Reilly: I mentioned earlier that construction practices are important to LEED assessment. About 50% of the materials in this project are sourced from the local area, which is defined by LEED as less than 500 miles. If you’re trucking product from 500 miles away, that truck is emitting fumes all the way. About 20% of our materials are made from recycled product. Finally we’re handling waste much differently. We’ve cut back significantly on the amount of construction debris that ends up in landfills.

GlobeSt.com: Was there a ceiling on how much you’d spend on green for a spec facility?

Reilly: It’s a good question. Actually, this building will cost 3% more on construction and around 2% over the entire project when you add land and soft costs.

GlobeSt.com: That’s right in with the averages we’ve seen. But how do you expect the market to respond?

Reilly: It’s all so new that there are no comparables to suggest that a Silver LEED building will get rents that are 2% or 3% higher.

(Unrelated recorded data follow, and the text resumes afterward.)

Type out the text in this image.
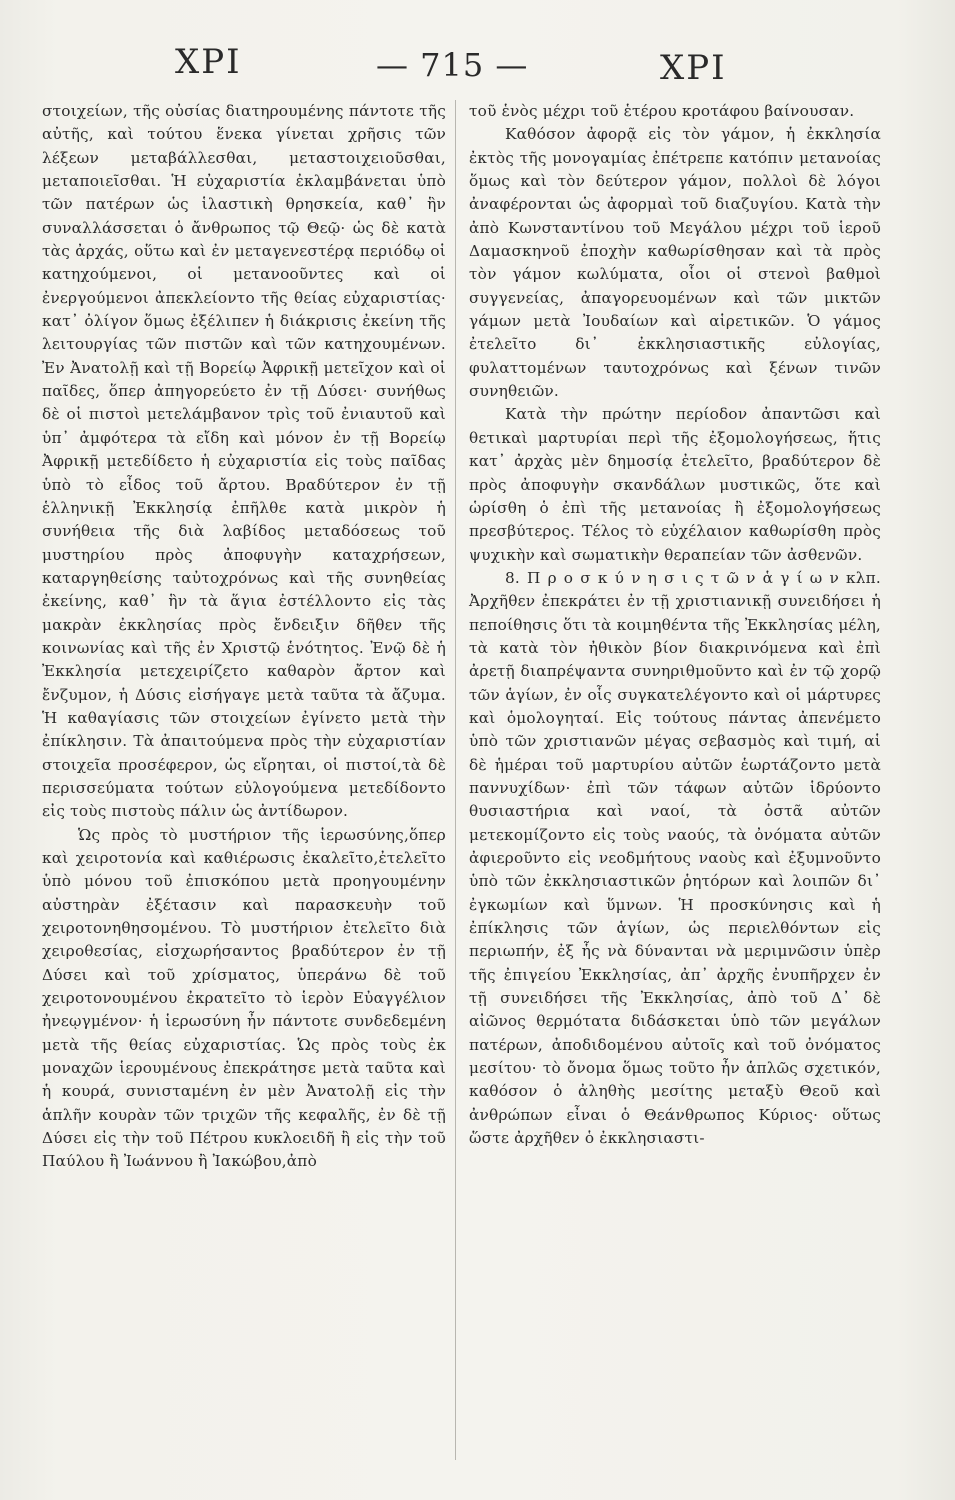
ΧΡΙ	— 715 —	ΧΡΙ

στοιχείων, τῆς οὐσίας διατηρουμένης πάντοτε τῆς αὐτῆς, καὶ τούτου ἕνεκα γίνεται χρῆσις τῶν λέξεων μεταβάλλεσθαι, μεταστοιχειοῦσθαι, μεταποιεῖσθαι. Ἡ εὐχαριστία ἐκλαμβάνεται ὑπὸ τῶν πατέρων ὡς ἱλαστικὴ θρησκεία, καθ᾽ ἣν συναλλάσσεται ὁ ἄνθρωπος τῷ Θεῷ· ὡς δὲ κατὰ τὰς ἀρχάς, οὕτω καὶ ἐν μεταγενεστέρᾳ περιόδῳ οἱ κατηχούμενοι, οἱ μετανοοῦντες καὶ οἱ ἐνεργούμενοι ἀπεκλείοντο τῆς θείας εὐχαριστίας· κατ᾽ ὀλίγον ὅμως ἐξέλιπεν ἡ διάκρισις ἐκείνη τῆς λειτουργίας τῶν πιστῶν καὶ τῶν κατηχουμένων. Ἐν Ἀνατολῇ καὶ τῇ Βορείῳ Ἀφρικῇ μετεῖχον καὶ οἱ παῖδες, ὅπερ ἀπηγορεύετο ἐν τῇ Δύσει· συνήθως δὲ οἱ πιστοὶ μετελάμβανον τρὶς τοῦ ἐνιαυτοῦ καὶ ὑπ᾽ ἀμφότερα τὰ εἴδη καὶ μόνον ἐν τῇ Βορείῳ Ἀφρικῇ μετεδίδετο ἡ εὐχαριστία εἰς τοὺς παῖδας ὑπὸ τὸ εἶδος τοῦ ἄρτου. Βραδύτερον ἐν τῇ ἑλληνικῇ Ἐκκλησίᾳ ἐπῆλθε κατὰ μικρὸν ἡ συνήθεια τῆς διὰ λαβίδος μεταδόσεως τοῦ μυστηρίου πρὸς ἀποφυγὴν καταχρήσεων, καταργηθείσης ταὐτοχρόνως καὶ τῆς συνηθείας ἐκείνης, καθ᾽ ἣν τὰ ἅγια ἐστέλλοντο εἰς τὰς μακρὰν ἐκκλησίας πρὸς ἔνδειξιν δῆθεν τῆς κοινωνίας καὶ τῆς ἐν Χριστῷ ἑνότητος. Ἐνῷ δὲ ἡ Ἐκκλησία μετεχειρίζετο καθαρὸν ἄρτον καὶ ἔνζυμον, ἡ Δύσις εἰσήγαγε μετὰ ταῦτα τὰ ἄζυμα. Ἡ καθαγίασις τῶν στοιχείων ἐγίνετο μετὰ τὴν ἐπίκλησιν. Τὰ ἀπαιτούμενα πρὸς τὴν εὐχαριστίαν στοιχεῖα προσέφερον, ὡς εἴρηται, οἱ πιστοί,τὰ δὲ περισσεύματα τούτων εὐλογούμενα μετεδίδοντο εἰς τοὺς πιστοὺς πάλιν ὡς ἀντίδωρον.

Ὡς πρὸς τὸ μυστήριον τῆς ἱερωσύνης,ὅπερ καὶ χειροτονία καὶ καθιέρωσις ἐκαλεῖτο,ἐτελεῖτο ὑπὸ μόνου τοῦ ἐπισκόπου μετὰ προηγουμένην αὐστηρὰν ἐξέτασιν καὶ παρασκευὴν τοῦ χειροτονηθησομένου. Τὸ μυστήριον ἐτελεῖτο διὰ χειροθεσίας, εἰσχωρήσαντος βραδύτερον ἐν τῇ Δύσει καὶ τοῦ χρίσματος, ὑπεράνω δὲ τοῦ χειροτονουμένου ἐκρατεῖτο τὸ ἱερὸν Εὐαγγέλιον ἠνεῳγμένον· ἡ ἱερωσύνη ἦν πάντοτε συνδεδεμένη μετὰ τῆς θείας εὐχαριστίας. Ὡς πρὸς τοὺς ἐκ μοναχῶν ἱερουμένους ἐπεκράτησε μετὰ ταῦτα καὶ ἡ κουρά, συνισταμένη ἐν μὲν Ἀνατολῇ εἰς τὴν ἁπλῆν κουρὰν τῶν τριχῶν τῆς κεφαλῆς, ἐν δὲ τῇ Δύσει εἰς τὴν τοῦ Πέτρου κυκλοειδῆ ἢ εἰς τὴν τοῦ Παύλου ἢ Ἰωάννου ἢ Ἰακώβου,ἀπὸ

τοῦ ἑνὸς μέχρι τοῦ ἑτέρου κροτάφου βαίνουσαν.

Καθόσον ἀφορᾷ εἰς τὸν γάμον, ἡ ἐκκλησία ἐκτὸς τῆς μονογαμίας ἐπέτρεπε κατόπιν μετανοίας ὅμως καὶ τὸν δεύτερον γάμον, πολλοὶ δὲ λόγοι ἀναφέρονται ὡς ἀφορμαὶ τοῦ διαζυγίου. Κατὰ τὴν ἀπὸ Κωνσταντίνου τοῦ Μεγάλου μέχρι τοῦ ἱεροῦ Δαμασκηνοῦ ἐποχὴν καθωρίσθησαν καὶ τὰ πρὸς τὸν γάμον κωλύματα, οἷοι οἱ στενοὶ βαθμοὶ συγγενείας, ἀπαγορευομένων καὶ τῶν μικτῶν γάμων μετὰ Ἰουδαίων καὶ αἱρετικῶν. Ὁ γάμος ἐτελεῖτο δι᾽ ἐκκλησιαστικῆς εὐλογίας, φυλαττομένων ταυτοχρόνως καὶ ξένων τινῶν συνηθειῶν.

Κατὰ τὴν πρώτην περίοδον ἀπαντῶσι καὶ θετικαὶ μαρτυρίαι περὶ τῆς ἐξομολογήσεως, ἥτις κατ᾽ ἀρχὰς μὲν δημοσίᾳ ἐτελεῖτο, βραδύτερον δὲ πρὸς ἀποφυγὴν σκανδάλων μυστικῶς, ὅτε καὶ ὡρίσθη ὁ ἐπὶ τῆς μετανοίας ἢ ἐξομολογήσεως πρεσβύτερος. Τέλος τὸ εὐχέλαιον καθωρίσθη πρὸς ψυχικὴν καὶ σωματικὴν θεραπείαν τῶν ἀσθενῶν.

8. Π ρ ο σ κ ύ ν η σ ι ς τ ῶ ν ἁ γ ί ω ν κλπ. Ἀρχῆθεν ἐπεκράτει ἐν τῇ χριστιανικῇ συνειδήσει ἡ πεποίθησις ὅτι τὰ κοιμηθέντα τῆς Ἐκκλησίας μέλη, τὰ κατὰ τὸν ἠθικὸν βίον διακρινόμενα καὶ ἐπὶ ἀρετῇ διαπρέψαντα συνηριθμοῦντο καὶ ἐν τῷ χορῷ τῶν ἁγίων, ἐν οἷς συγκατελέγοντο καὶ οἱ μάρτυρες καὶ ὁμολογηταί. Εἰς τούτους πάντας ἀπενέμετο ὑπὸ τῶν χριστιανῶν μέγας σεβασμὸς καὶ τιμή, αἱ δὲ ἡμέραι τοῦ μαρτυρίου αὐτῶν ἑωρτάζοντο μετὰ παννυχίδων· ἐπὶ τῶν τάφων αὐτῶν ἱδρύοντο θυσιαστήρια καὶ ναοί, τὰ ὀστᾶ αὐτῶν μετεκομίζοντο εἰς τοὺς ναούς, τὰ ὀνόματα αὐτῶν ἀφιεροῦντο εἰς νεοδμήτους ναοὺς καὶ ἐξυμνοῦντο ὑπὸ τῶν ἐκκλησιαστικῶν ῥητόρων καὶ λοιπῶν δι᾽ ἐγκωμίων καὶ ὕμνων. Ἡ προσκύνησις καὶ ἡ ἐπίκλησις τῶν ἁγίων, ὡς περιελθόντων εἰς περιωπήν, ἐξ ἧς νὰ δύνανται νὰ μεριμνῶσιν ὑπὲρ τῆς ἐπιγείου Ἐκκλησίας, ἀπ᾽ ἀρχῆς ἐνυπῆρχεν ἐν τῇ συνειδήσει τῆς Ἐκκλησίας, ἀπὸ τοῦ Δ᾽ δὲ αἰῶνος θερμότατα διδάσκεται ὑπὸ τῶν μεγάλων πατέρων, ἀποδιδομένου αὐτοῖς καὶ τοῦ ὀνόματος μεσίτου· τὸ ὄνομα ὅμως τοῦτο ἦν ἁπλῶς σχετικόν, καθόσον ὁ ἀληθὴς μεσίτης μεταξὺ Θεοῦ καὶ ἀνθρώπων εἶναι ὁ Θεάνθρωπος Κύριος· οὕτως ὥστε ἀρχῆθεν ὁ ἐκκλησιαστι-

But here’s what we do expect. There are certain tenants that are demanding LEED standards, and we expect that if you don’t have those you won’t even be invited to their party. Also, sophisticated tenants understand the ongoing benefits. In an industrial building, they’re paying for the electricity. We have to educate them and we’ve got to believe that they’ll make that connection and that we will in effect get more rent than we otherwise would have.

But the following point is the most important. We think that in the future–and it’s the not-to-distant future–the metrics by which these facilities are judged by tenants are going to change. Whether it’s Silver or just basic LEED certification, it’s going to come into play for more and more tenants.

Distribution buildings are often judged on whether they’re obsolete or not by their clear height. They’re higher now. If I build a 30-clear rather than a 24, it’ll cost me more but more tenants will consider it and I’ll probably get more money. It’s the same thing with incorporating LEED standards. Eventually, not having those standards will be a component of obsolescence.

GlobeSt.com: How much could the rent go up?

Reilly: That all depends on the immediate competitive environment. Theoretically, where there are no other choices, the rents may more-than offset the costs. In markets where there are many LEED choices, not as much.

But here’s what I’m confident about: The investment in this building–and soon in many others–will come back to us in spades. It may not be just in rental rate. It might be that our building leases up faster than the other guy’s, and carrying an empty building costs money.

GlobeSt.com: But are the green upgrades reflected in your asking?

Reilly: Our asking rate–four bucks–is reflective of that, other specifications we put in and the market. So there’s a balance. We can’t ever get too far out of whack with the market. In Savannah product can range from $3.50 to more than four bucks a foot, but that would be product geared for much smaller tenants. For comparable buildings we’re definitely at the top end of the market.

GlobeSt.com: Will tenants go for green in this capital climate?

Reilly: We invest in more expensive industrial markets. Consequently, our tenant mix ranges from very large corporations that like working with us because we’re active in 14 different countries to very local, third-party warehouse companies that are frankly less likely to adhere to green standards. So there’s a continuum. Those large companies have sustainable initiatives. I’m confident we’ll get a payback from those users. The local warehouser is likely to be storing product on behalf of a larger company. And these big companies are asking them to provide green buildings. So we think that, even in this challenging economic environment, there will be a lot of acceptance. There’s no question that some cost-conscious tenants won’t pay anything for this. Our bet is that more will pay than not.